One of the lab workers, Roy Parker, said he had no doubt that the World Trade Center's bomb would be reconstructed and that agents would learn exactly how it worked.
"It's amazing what does survive. We've had teeny pieces, almost microscopic in size, that make up the bomb," said Mr. Parker, 60, from La Plata.
One case, for example, was won when lab technicians found two grains of explosive in an apartment. Another bomb mystery was solved because the explosives carried tiny magnetic particles put in to make tracing easier. The agents complain that the use of the particles has been banned by Congress at the urging of the gun lobby.
By contrast, the initial phase of this investigation has been dizzyingly easy, if no less backbreaking or painstaking. On Thursday, agents spotted a 3-foot piece of a van's frame part-way down the crater left by the blast. A serial number stamped on the steel chunk was all that was needed to find the manufacturer, buyer and the person who rented the van in New Jersey.
Much work, however, remains to be done before the area is cleared and the 110-story towers reopen.

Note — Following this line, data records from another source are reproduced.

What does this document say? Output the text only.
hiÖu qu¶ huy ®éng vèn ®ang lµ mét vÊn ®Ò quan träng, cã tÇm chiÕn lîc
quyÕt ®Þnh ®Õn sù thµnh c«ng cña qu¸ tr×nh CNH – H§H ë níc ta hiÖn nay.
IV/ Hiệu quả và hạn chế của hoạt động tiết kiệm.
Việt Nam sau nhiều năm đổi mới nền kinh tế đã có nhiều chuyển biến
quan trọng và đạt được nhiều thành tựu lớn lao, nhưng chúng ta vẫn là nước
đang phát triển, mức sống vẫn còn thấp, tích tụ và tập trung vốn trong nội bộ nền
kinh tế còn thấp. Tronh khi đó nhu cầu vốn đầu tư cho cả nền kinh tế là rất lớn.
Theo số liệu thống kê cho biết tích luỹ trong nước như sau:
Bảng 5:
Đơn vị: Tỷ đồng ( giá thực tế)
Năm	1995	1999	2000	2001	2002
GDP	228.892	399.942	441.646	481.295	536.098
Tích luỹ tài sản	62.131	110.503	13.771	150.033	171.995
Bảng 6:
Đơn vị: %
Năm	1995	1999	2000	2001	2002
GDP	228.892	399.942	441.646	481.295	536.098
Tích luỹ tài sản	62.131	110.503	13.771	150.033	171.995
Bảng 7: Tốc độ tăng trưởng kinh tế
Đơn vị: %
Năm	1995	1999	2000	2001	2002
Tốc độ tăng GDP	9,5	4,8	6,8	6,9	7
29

The bomb site resembles a sinkhole, with huge slabs of broken concrete running from the hole on parking level B2, where the bomb exploded, down to B5, where heaps of charred automobiles and twisted concrete lie.
Investigators are working only around the crater's edge, Mr. Boeh said, until the floors are shored up, although some agents use mountain rappelling gear to bounce down into the crater, a technique used to recover the key piece of frame.
So far, investigators have hauled out seven garbage trucks full of debris -- by hand.
Although the Bureau of Alcohol, Tobacco and Firearms is coordinating the search, its teams include officers from the New York Police Department, the Port Authority of New York and New Jersey and the firearms bureau's old rivals, the Federal Bureau of Investigation.
While the FBI may be better known, the firearms bureau agents maintain that their approach has yielded a constant record of success.
By methodically tracing the evidence -- even if it means sending hundreds of agents out to track the shipment of a certain chemical -- investigators sooner or later find their man, Mr. Boeh said.
Sitting in the bar of the hotel, which the bureau has to leave today because it has become too expensive for the government, Mr. Boeh looks exhausted. The cold, dark, concrete hole has left him and his officers achy and tired.
"There's a certain breed of person attracted to this job. They have to be patient and tenacious," Mr. Boeh said. "If it takes six days, it takes six days. If it takes six years, it takes six years. But sooner or later you track the evidence and get your man."